En esa breve autobiografía de la Princesa de Asturias, como en las microhistorias de "la corpulenta Albertino, que se hacía afeitar una barba imaginaria" o la de Jarroncito Chino, personajes de "La gran puta" de Piñera, hay in nuce una novela. Porque solo la ficción puede recobrar las voces de unos sujetos al margen de la ley, en gran parte silenciados, objetivados por el saber de su época o lo inexplicable de sus actos. El zapatero que en 1856 le cortó la cara al padre Claret, tras oficiar este misa en una iglesia de Holguín, o aquel otro loco que en 1873 asesinara al Conde de San Fernando a la salida de la Catedral de La Habana: esas historias truculentas de la Colonia también se rescatan del olvido aquí.

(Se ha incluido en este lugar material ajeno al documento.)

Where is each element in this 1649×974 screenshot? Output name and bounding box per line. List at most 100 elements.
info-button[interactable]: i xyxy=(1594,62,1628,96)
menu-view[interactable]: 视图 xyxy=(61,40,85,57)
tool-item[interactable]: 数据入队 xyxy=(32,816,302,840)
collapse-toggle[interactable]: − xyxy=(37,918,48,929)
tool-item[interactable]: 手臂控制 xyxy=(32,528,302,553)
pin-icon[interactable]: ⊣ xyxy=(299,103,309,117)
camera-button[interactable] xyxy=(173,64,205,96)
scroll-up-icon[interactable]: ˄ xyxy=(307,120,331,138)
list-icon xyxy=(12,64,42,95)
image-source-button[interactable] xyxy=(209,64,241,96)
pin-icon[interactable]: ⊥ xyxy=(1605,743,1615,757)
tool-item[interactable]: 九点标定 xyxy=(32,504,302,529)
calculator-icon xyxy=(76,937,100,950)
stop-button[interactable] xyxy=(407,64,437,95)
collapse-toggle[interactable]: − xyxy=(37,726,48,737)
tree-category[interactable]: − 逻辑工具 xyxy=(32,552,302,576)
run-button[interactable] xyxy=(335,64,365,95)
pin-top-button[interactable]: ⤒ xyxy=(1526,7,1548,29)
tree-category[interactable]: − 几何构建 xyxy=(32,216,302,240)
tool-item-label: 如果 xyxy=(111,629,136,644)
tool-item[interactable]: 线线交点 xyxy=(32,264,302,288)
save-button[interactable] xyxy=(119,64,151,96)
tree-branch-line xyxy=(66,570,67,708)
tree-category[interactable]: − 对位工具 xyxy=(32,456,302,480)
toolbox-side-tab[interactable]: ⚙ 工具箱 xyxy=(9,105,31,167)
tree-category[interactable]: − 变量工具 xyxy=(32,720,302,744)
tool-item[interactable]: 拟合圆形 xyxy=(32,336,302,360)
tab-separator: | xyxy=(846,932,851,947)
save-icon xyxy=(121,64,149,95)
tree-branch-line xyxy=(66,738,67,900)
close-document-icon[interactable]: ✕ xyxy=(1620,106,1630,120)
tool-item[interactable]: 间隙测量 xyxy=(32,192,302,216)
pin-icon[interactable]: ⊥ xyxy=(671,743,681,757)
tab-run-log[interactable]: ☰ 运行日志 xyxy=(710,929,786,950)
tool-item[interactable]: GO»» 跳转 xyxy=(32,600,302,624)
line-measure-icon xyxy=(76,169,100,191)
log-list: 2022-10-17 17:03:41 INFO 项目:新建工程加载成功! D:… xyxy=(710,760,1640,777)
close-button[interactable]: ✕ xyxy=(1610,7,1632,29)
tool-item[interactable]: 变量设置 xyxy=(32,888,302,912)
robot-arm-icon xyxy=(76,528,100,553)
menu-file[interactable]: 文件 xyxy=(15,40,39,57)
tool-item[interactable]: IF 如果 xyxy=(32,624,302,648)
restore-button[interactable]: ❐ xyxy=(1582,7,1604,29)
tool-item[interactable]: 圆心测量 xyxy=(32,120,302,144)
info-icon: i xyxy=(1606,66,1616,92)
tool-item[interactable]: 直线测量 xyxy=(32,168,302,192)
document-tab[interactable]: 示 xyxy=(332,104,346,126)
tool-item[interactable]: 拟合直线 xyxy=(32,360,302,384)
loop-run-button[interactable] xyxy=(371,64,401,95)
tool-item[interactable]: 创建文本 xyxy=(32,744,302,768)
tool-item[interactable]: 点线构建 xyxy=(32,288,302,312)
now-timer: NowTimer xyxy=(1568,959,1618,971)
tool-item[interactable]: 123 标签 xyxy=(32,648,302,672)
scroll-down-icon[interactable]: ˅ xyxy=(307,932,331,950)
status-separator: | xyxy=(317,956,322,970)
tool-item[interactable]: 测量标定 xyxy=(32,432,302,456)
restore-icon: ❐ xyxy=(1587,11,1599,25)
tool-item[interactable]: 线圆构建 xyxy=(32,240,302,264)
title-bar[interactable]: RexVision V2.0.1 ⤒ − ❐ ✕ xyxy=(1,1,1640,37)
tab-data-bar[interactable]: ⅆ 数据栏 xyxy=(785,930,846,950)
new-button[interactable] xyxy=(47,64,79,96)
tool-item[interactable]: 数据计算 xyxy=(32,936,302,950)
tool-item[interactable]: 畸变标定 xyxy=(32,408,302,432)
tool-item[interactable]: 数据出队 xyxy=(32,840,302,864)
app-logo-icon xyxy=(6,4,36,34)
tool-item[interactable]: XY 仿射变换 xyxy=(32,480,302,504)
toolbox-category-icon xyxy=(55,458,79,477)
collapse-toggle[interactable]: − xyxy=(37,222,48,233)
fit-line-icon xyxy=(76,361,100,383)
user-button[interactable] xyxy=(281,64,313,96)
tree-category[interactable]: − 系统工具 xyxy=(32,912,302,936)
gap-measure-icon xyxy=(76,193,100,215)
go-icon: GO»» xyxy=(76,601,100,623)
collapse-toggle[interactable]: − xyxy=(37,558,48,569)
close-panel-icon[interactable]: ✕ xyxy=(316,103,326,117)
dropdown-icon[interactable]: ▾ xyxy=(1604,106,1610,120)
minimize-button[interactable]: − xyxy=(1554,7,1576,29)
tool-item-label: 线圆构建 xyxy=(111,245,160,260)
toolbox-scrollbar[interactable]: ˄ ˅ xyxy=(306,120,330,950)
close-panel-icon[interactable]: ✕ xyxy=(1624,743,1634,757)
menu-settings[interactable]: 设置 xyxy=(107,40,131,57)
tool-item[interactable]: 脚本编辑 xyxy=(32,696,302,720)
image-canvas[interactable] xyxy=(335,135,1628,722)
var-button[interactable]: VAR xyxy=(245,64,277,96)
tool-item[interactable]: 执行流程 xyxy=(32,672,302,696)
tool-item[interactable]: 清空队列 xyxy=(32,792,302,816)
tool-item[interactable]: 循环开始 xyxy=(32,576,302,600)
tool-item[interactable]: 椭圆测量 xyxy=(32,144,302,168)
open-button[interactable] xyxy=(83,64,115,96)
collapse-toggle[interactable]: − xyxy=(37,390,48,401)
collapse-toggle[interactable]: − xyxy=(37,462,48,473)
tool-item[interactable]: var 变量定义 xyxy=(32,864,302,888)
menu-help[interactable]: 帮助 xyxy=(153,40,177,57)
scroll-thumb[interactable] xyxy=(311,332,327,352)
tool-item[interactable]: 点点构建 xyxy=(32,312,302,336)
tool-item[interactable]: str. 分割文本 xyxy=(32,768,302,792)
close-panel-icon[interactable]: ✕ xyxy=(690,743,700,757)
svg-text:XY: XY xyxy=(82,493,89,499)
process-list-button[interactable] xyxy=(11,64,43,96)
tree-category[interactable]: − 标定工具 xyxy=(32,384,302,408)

El archivo de la ciencia podría ser, a contrapelo, un hontanar de ficciones.Alguien tendría que escribir la historia del insólito narrador de "Los chinos", desde su origen en "cuna rica" hasta la "caída" en esa variopinta cuadrilla de obreros donde se mezclaban todas las razas del mundo.


Pedro Marqués de Armas, Ciencia y poder en Cuba. Racismo, homofobia, nación (1790-1970) (Verbum, Madrid, 2014).